Воткнув вилку в стейк с кровью, Люциус начал разделывать его ножом. Мистер Бэгз удалился прочь.
Когда Люциус доел стейк почти до половины, в комнату вошла Гермиона. Выглядела она уже очень хорошо. На щеках заиграл румянец, волосы она привела в порядок, одета была в красивое домашнее платье цвета бирюзы. Всё также молча прошла она по большому залу, осматривая полки с книгами. Люциус просто ел. Наконец Гермиона остановилась и села во главе стола на другой его стороне, прямо напротив Люциуса.
— Я всё решила, — сказала она.
На мгновение внутри у Люциуса всё похолодело от этого её простого признания. Сердце, казалось, даже пропустило удар, но он ничем не выдал своего волнения и продолжил есть.
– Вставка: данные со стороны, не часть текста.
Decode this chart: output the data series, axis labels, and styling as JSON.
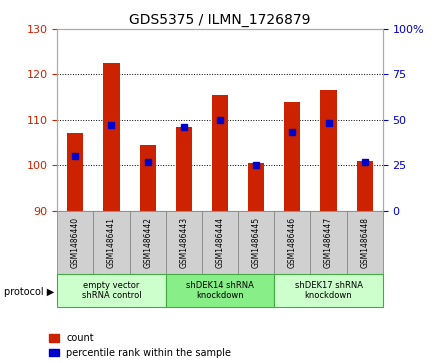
{
  "title": "GDS5375 / ILMN_1726879",
  "samples": [
    "GSM1486440",
    "GSM1486441",
    "GSM1486442",
    "GSM1486443",
    "GSM1486444",
    "GSM1486445",
    "GSM1486446",
    "GSM1486447",
    "GSM1486448"
  ],
  "counts": [
    107.0,
    122.5,
    104.5,
    108.5,
    115.5,
    100.5,
    114.0,
    116.5,
    101.0
  ],
  "percentiles": [
    30,
    47,
    27,
    46,
    50,
    25,
    43,
    48,
    27
  ],
  "ylim_left": [
    90,
    130
  ],
  "ylim_right": [
    0,
    100
  ],
  "yticks_left": [
    90,
    100,
    110,
    120,
    130
  ],
  "yticks_right": [
    0,
    25,
    50,
    75,
    100
  ],
  "bar_color": "#cc2200",
  "dot_color": "#0000cc",
  "protocols": [
    {
      "label": "empty vector\nshRNA control",
      "start": 0,
      "end": 3,
      "color": "#ccffcc"
    },
    {
      "label": "shDEK14 shRNA\nknockdown",
      "start": 3,
      "end": 6,
      "color": "#88ee88"
    },
    {
      "label": "shDEK17 shRNA\nknockdown",
      "start": 6,
      "end": 9,
      "color": "#ccffcc"
    }
  ],
  "bar_width": 0.45,
  "legend_count_label": "count",
  "legend_pct_label": "percentile rank within the sample",
  "protocol_label": "protocol"
}
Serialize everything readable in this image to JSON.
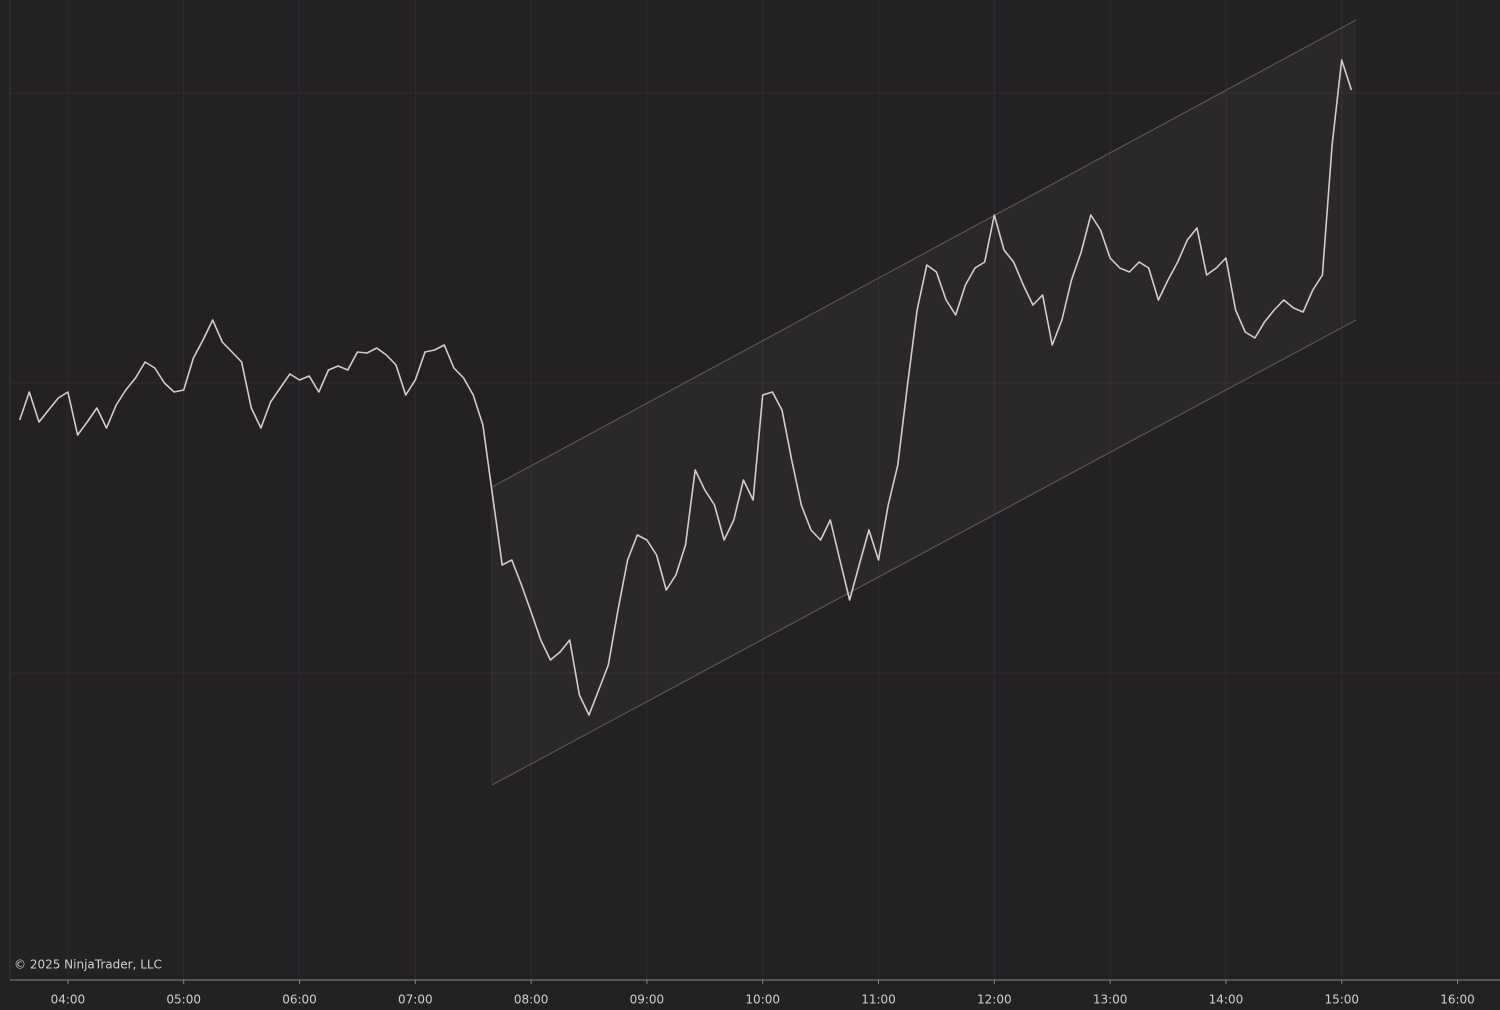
{
  "chart_data": {
    "type": "line",
    "annotation": "© 2025 NinjaTrader, LLC",
    "color": "#d9c9cc",
    "grid": true,
    "xlim": [
      210,
      982
    ],
    "ylim": [
      20,
      1000
    ],
    "xticks": [
      {
        "value": 240,
        "label": "04:00"
      },
      {
        "value": 300,
        "label": "05:00"
      },
      {
        "value": 360,
        "label": "06:00"
      },
      {
        "value": 420,
        "label": "07:00"
      },
      {
        "value": 480,
        "label": "08:00"
      },
      {
        "value": 540,
        "label": "09:00"
      },
      {
        "value": 600,
        "label": "10:00"
      },
      {
        "value": 660,
        "label": "11:00"
      },
      {
        "value": 720,
        "label": "12:00"
      },
      {
        "value": 780,
        "label": "13:00"
      },
      {
        "value": 840,
        "label": "14:00"
      },
      {
        "value": 900,
        "label": "15:00"
      },
      {
        "value": 960,
        "label": "16:00"
      }
    ],
    "x": [
      215,
      220,
      225,
      230,
      235,
      240,
      245,
      250,
      255,
      260,
      265,
      270,
      275,
      280,
      285,
      290,
      295,
      300,
      305,
      310,
      315,
      320,
      325,
      330,
      335,
      340,
      345,
      350,
      355,
      360,
      365,
      370,
      375,
      380,
      385,
      390,
      395,
      400,
      405,
      410,
      415,
      420,
      425,
      430,
      435,
      440,
      445,
      450,
      455,
      460,
      465,
      470,
      475,
      480,
      485,
      490,
      495,
      500,
      505,
      510,
      515,
      520,
      525,
      530,
      535,
      540,
      545,
      550,
      555,
      560,
      565,
      570,
      575,
      580,
      585,
      590,
      595,
      600,
      605,
      610,
      615,
      620,
      625,
      630,
      635,
      640,
      645,
      650,
      655,
      660,
      665,
      670,
      675,
      680,
      685,
      690,
      695,
      700,
      705,
      710,
      715,
      720,
      725,
      730,
      735,
      740,
      745,
      750,
      755,
      760,
      765,
      770,
      775,
      780,
      785,
      790,
      795,
      800,
      805,
      810,
      815,
      820,
      825,
      830,
      835,
      840,
      845,
      850,
      855,
      860,
      865,
      870,
      875,
      880,
      885,
      890,
      895,
      900,
      905
    ],
    "values": [
      580,
      608,
      578,
      590,
      602,
      608,
      565,
      578,
      592,
      572,
      595,
      610,
      622,
      638,
      632,
      617,
      608,
      610,
      642,
      660,
      680,
      658,
      648,
      638,
      592,
      572,
      598,
      612,
      626,
      620,
      624,
      608,
      630,
      634,
      630,
      648,
      647,
      652,
      645,
      635,
      605,
      620,
      648,
      650,
      655,
      632,
      622,
      605,
      575,
      505,
      435,
      440,
      415,
      388,
      360,
      340,
      348,
      360,
      305,
      285,
      310,
      335,
      390,
      440,
      465,
      460,
      445,
      410,
      425,
      455,
      530,
      510,
      495,
      460,
      480,
      520,
      500,
      605,
      608,
      590,
      540,
      495,
      470,
      460,
      480,
      440,
      400,
      435,
      470,
      440,
      495,
      535,
      615,
      690,
      735,
      728,
      700,
      685,
      715,
      732,
      738,
      785,
      750,
      738,
      715,
      695,
      705,
      655,
      680,
      720,
      748,
      785,
      770,
      742,
      732,
      728,
      738,
      732,
      700,
      720,
      738,
      760,
      772,
      725,
      732,
      742,
      690,
      668,
      662,
      678,
      690,
      700,
      692,
      688,
      710,
      725,
      855,
      940,
      910
    ]
  }
}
— Ты был прав, — сказала Гермиона. — Самобичевание это трусость. Вину загладить можно только делом, а не показными страданиями, — она горько усмехнулась и добавила: — А я эгоистка, ослеплённая желанием всегда и во всём быть лучшей. Лучшие оценки в школе, диссертация в двадцать четыре, книги по зельеварению в двадцать пять… Неуёмная жажда постоянно кого-то поучать и, в особенности, спасать. Посмотрите на меня, какая я хорошая! — Гермиона встала со стула и развела в стороны руки. — И мужчины мне всегда были нужны только лучшие, только самые интересные, самые необычные, такие которые для других были просто недосягаемы. Романтические отношения с Виктором Крамом, дружба с Гарри Поттером! Скитер, наверное, в чём-то была даже права, когда писала о моей страсти к популярным мальчикам. Конечно, первостепенную роль тут играли человеческие отношения, но почему бы мне было не совместить это с моим подсознательным желанием выделяться, тогда, как этому желанию отвечало даже моё «происхождение», как ты сказал. Ах, да! Я же ещё не договорила про мужчин! Чего только стоил Северус: герой войны, воскресший после смертельного укуса ядовитой змеи, лучший зельевар, двойной агент, легилимент! — Гермиона громко расхохоталась, глаза сверкнули безумным блеском. Люциус уже перестал есть стейк и просто с удивлением взирал на неё. — А ты? Бывший Пожиратель Смерти, ненавистник грязнокровок, один из самых богатых и влиятельных людей магической Британии, аристократ. Один из самых красивых, хитрых и умных мужчин, кого я только знала! Фактически открыто поддерживая всю свою жизнь Волдеморта, ты смог в конце концов выйти полностью сухим из воды и занять высокую должность в Министерстве магии! И это при Кингсли Бруствере! О, да ты просто лакомый кусок для меня!